Income is the amount of money (profit, interest, rent, labour earnings, and other payments including transfers from the government) received, net of taxes paid, over a period of time such as a year. It is the maximum amount you could consume whilst leaving your wealth unchanged. It is a flow variable as it is measured over a set period of time.
What is depreciation?
Depreciation is defined as the loss in value of a form of wealth that occurs either through use ( wear and tear) or the passage of time (obsolescence).
What is net income?
Net income is gross income minus depreciation.
What is consumption?
Consumption (C) is defined as expenditure on consumer goods including both short-lived goods and services and long-lived goods, which are called consumer durables.
What is saving?
When consumption expenditure is less than net income, saving takes place and wealth rises.
What is investment?
Investment (I) is the expenditure on newly produced capital goods ( machinery and equipment) and buildings, including new housing.
What is opportunity cost?
Opportunity cost is when taking an action implies forgoing the next best alternative action, this is the net benefit of the forgone alternative.
the interest rate is
The interest rate is the price of bringing some buying power forward in time.higher interest rate lessons the size of the feasible set.
one plus the interest rate ( 1+r )
1+r is the marginal rate of transformation of goods from the future to the present, because to have one unit of the good now, you have to give up 1=r goods in the future.
Explain the term, diminishing marginal returns to consumption.
Diminishing marginal returns to consumption is where the value of an additional unit of consumption declines, the more consumption the individual has.

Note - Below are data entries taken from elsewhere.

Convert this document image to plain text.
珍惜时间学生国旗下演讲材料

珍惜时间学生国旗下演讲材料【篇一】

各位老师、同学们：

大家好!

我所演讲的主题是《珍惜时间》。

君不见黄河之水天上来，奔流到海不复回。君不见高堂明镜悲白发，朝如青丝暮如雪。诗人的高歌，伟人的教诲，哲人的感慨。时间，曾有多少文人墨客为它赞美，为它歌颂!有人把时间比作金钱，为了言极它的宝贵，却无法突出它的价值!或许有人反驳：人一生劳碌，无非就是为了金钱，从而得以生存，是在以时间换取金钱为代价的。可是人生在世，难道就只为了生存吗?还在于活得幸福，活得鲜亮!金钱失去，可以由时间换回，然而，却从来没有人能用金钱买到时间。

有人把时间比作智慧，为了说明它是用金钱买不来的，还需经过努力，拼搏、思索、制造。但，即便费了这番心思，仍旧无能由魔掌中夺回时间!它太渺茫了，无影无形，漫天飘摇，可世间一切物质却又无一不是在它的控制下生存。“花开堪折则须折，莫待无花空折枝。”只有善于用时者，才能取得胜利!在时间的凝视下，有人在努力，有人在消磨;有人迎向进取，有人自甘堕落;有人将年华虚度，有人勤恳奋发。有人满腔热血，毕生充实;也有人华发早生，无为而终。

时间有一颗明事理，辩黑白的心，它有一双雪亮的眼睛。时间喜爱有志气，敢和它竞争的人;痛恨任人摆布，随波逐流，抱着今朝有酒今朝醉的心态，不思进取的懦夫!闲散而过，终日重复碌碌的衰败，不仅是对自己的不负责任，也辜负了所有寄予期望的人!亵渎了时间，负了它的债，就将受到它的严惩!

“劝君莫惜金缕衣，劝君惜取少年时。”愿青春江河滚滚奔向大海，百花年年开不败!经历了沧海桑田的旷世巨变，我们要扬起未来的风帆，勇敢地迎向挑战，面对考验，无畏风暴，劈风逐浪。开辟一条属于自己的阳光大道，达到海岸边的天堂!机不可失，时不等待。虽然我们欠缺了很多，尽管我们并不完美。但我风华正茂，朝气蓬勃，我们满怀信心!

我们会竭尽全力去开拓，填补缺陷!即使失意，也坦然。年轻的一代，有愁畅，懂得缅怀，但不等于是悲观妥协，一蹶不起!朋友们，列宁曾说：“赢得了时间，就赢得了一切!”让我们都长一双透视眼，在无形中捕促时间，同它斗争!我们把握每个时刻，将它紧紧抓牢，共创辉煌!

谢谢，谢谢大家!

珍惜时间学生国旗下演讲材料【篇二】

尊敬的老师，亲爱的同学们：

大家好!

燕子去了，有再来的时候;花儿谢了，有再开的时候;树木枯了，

What is consumption smoothing?
Consumption smoothing is the distribution of consumption evenly across periods.
What is pure impatience?
This is a characteristic of a person who values and additional unit of consumption now over an additional unit of consumption later, when the amount of consumption is the same now and later. It arises when a person is impatient to consume more now because they place less value on consumption in the future for reasons of myopia, weakness of will or other reasons.
What is Myopia?
Myopia (short-sightedness) is where people experience the present satisfaction of hunger or some other desire more strongly than they imagine the same satisfaction at a future date.